Reacting to the detail of the package announced this evening, the group welcomed the provisions but said in the context of the current situation where a two tier sector exists in the drinks industry – with some pubs open and others still closed indefinitely – the measures will not deliver.
Commenting, Padraig Cribben, Chief Executive, VFI said: ‘Ireland’s publicans are businesspeople, employing over 50,000 people in every corner of Ireland, the real economy. While the measures announced are welcome, they are only a start. The temporary reduction in the VAT rate on on-trade alcohol will assist in the short term but it will end. We need to consider the pubs that are closed, we need to get them open and provide support to get people back to work in businesses that are supported to be sustainable in the long term.’

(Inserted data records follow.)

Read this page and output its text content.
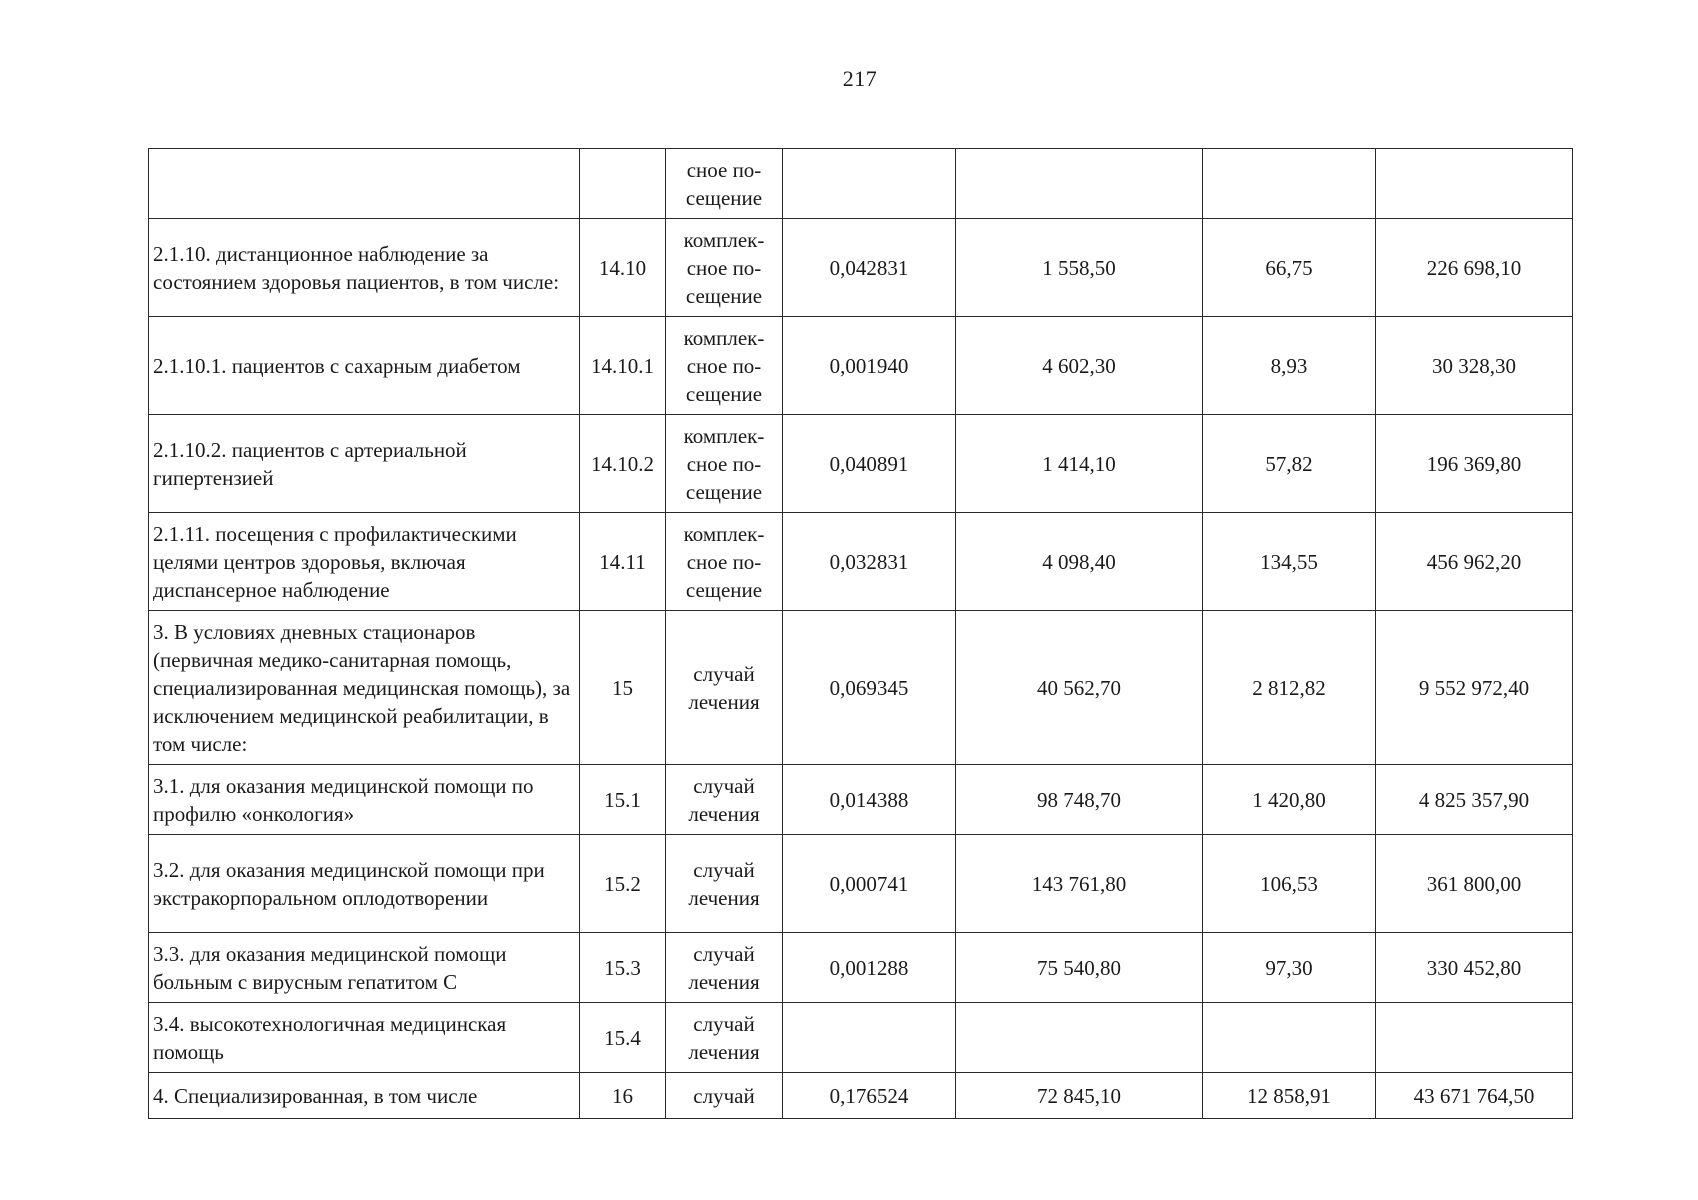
217

		сное по-
сещение				

2.1.10. дистанционное наблюдение за состоянием здоровья пациентов, в том числе:	14.10	комплек-
сное по-
сещение	0,042831	1 558,50	66,75	226 698,10
2.1.10.1. пациентов с сахарным диабетом	14.10.1	комплек-
сное по-
сещение	0,001940	4 602,30	8,93	30 328,30
2.1.10.2. пациентов с артериальной гипертензией	14.10.2	комплек-
сное по-
сещение	0,040891	1 414,10	57,82	196 369,80
2.1.11. посещения с профилактическими целями центров здоровья, включая диспансерное наблюдение	14.11	комплек-
сное по-
сещение	0,032831	4 098,40	134,55	456 962,20
3. В условиях дневных стационаров (первичная медико-санитарная помощь, специализированная медицинская помощь), за исключением медицинской реабилитации, в том числе:	15	случай
лечения	0,069345	40 562,70	2 812,82	9 552 972,40
3.1. для оказания медицинской помощи по профилю «онкология»	15.1	случай
лечения	0,014388	98 748,70	1 420,80	4 825 357,90
3.2. для оказания медицинской помощи при экстракорпоральном оплодотворении	15.2	случай
лечения	0,000741	143 761,80	106,53	361 800,00
3.3. для оказания медицинской помощи больным с вирусным гепатитом С	15.3	случай
лечения	0,001288	75 540,80	97,30	330 452,80
3.4. высокотехнологичная медицинская помощь	15.4	случай
лечения				

4. Специализированная, в том числе	16	случай	0,176524	72 845,10	12 858,91	43 671 764,50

‘The reduction in VAT is a start but we need to consider the reality of the new business model within which pubs are operating – Government guidelines and Covid measures limit the capacity of pubs to trade which means demand is reduced, capacity is significantly decreased and consumers ability to spend in pubs is capped. Government support needs to be cognisant of this reality and we remain open and willing to engage with government in meaningful consultation in the period ahead to fully consider this employment-intensive, domestic sector,’ said Donall O’Keeffe, Chief Executive, LVA.
The group welcomed the extension of the Temporary Wage Subsidy Scheme which will provide additional certainty to businesses and to employees, while acknowledging that the proposed Stay and Spend scheme would deliver for hotels.
The group sought a reduction in the VAT rate for on-trade alcohol to support Ireland’s 7,000 pubs and maintain the 50,000 jobs in the sector. The measure was intended to boost the viability of the businesses, rather than stimulate demand.
Commenting, Patricia Callan, Director, Drinks Ireland said: ‘While any and all supports are welcome, we need to continue to assess and review their impact. The environment in which the drinks and hospitality industry is operating is abnormal and this is set to continue. We must look to the Covid measures implemented in the EU and consider their impact while also reviewing the progress of our own measures announced today. This is important ahead of the National Economic Plan in October and in protecting the longer-term viability of Irish pubs as they continue to alter their business model to operate within the confines and realities of Covid in the long term.’